The Saudi Aramco chief executive says developing the region's petrochemicals sector "far beyond' the production of basic chemicals is vital.
A $200bn vision for chemicals industry
The head of the world's largest oil company has called for a decade of sweeping change in the GCC's petrochemical industry to usher in a "golden age" of regional economic development.
Khalid al Falih, the chief executive of Saudi Aramco, said the GCC was entering a pivotal period in its development that could establish it as an international industrial hub to rival Europe.
Instead of seeking to double its annual revenue by 2020 under a "business-as-usual" model, the Gulf petrochemicals sector should seek to raise it fivefold to US$200 billion (Dh734.56bn) from $40bn currently, he said.
"The next 10 years will be in many ways a golden age for our region in terms of economic conditions and commercial opportunities but we also face many structural and demographic hurdles," Mr al Falih said yesterday in a landmark speech in Dubai at a forum of the Gulf Petrochemicals and Chemicals Association.
"We must seize this moment before it passes."

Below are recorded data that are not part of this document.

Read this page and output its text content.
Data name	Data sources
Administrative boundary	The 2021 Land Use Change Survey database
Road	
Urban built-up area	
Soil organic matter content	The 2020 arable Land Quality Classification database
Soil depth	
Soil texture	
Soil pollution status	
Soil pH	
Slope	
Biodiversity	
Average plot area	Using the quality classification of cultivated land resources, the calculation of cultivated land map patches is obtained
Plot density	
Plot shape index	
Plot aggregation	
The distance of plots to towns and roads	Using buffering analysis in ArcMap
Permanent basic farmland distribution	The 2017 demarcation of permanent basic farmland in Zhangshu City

Developing the region's petrochemicals sector "far beyond" the production of basic chemicals was vital, he said.
"Today, the time has come for chemicals to step up and take its rightful place as a pillar industry" for the region, alongside the production and refining of crude oil, Mr al Falih said. "I firmly believe this is a key strategy to pursue if we are to create enough high-paying jobs for our youth.
"The strategic challenge for the region's chemicals industry is … to fundamentally alter its economic role within the region, to serve as a true enabling industry for other sectors and to leapfrog other regions within the global chemicals landscape," he said. "That, my friends, requires 10 years of transformation, not just tweaking around the edges of the existing business model."
Sharply higher investment in innovation and human capital, regional co-operation, and the development of more industrial clusters would be needed.
"We should think of the entire Gulf region as a potential mega-cluster for chemicals," Mr al Falih said. "We should look at the Gulf as a unified whole, rather than as a collection of smaller individual markets or, even worse, as a set of boxes which are walled off from each other."
Despite three decades of development and vast energy advantages, the Gulf's share of global chemicals production is still only 1.5 per cent, Mr al Falih noted.
He urged GCC states to increase investment in research and development and in their peoples' skills to "set in motion a tidal wave of innovation and creativity". Governments should encourage entrepreneurship and venture capital and foster opportunities for small and medium-sized enterprises in the chemicals sector.
In what he described as "stretch targets", Mr al Falih said the GCC chemicals industry should expand its workforce tenfold while boosting research and development (R&D) spending to 5 per cent of revenue from about 0.5 per cent.
"I will hazard a guess that at the most there are 500 true scientists, engineers and researchers currently employed in chemicals R&D across the GCC. I therefore propose that we establish an aggressive target of multiplying the number of R&D scientists and engineers at work in the sector by a factor of 50 over the coming two decades," he said.
Sheikha Lubna Al Qasimi, the Minister of Foreign Trade, told the conference the UAE aspired to "build up a highly competitive knowledge economy".
"We are pursuing this vision through the enforcement of highly effective intellectual property policies and the development of vital talent - especially among UAE nationals," she said.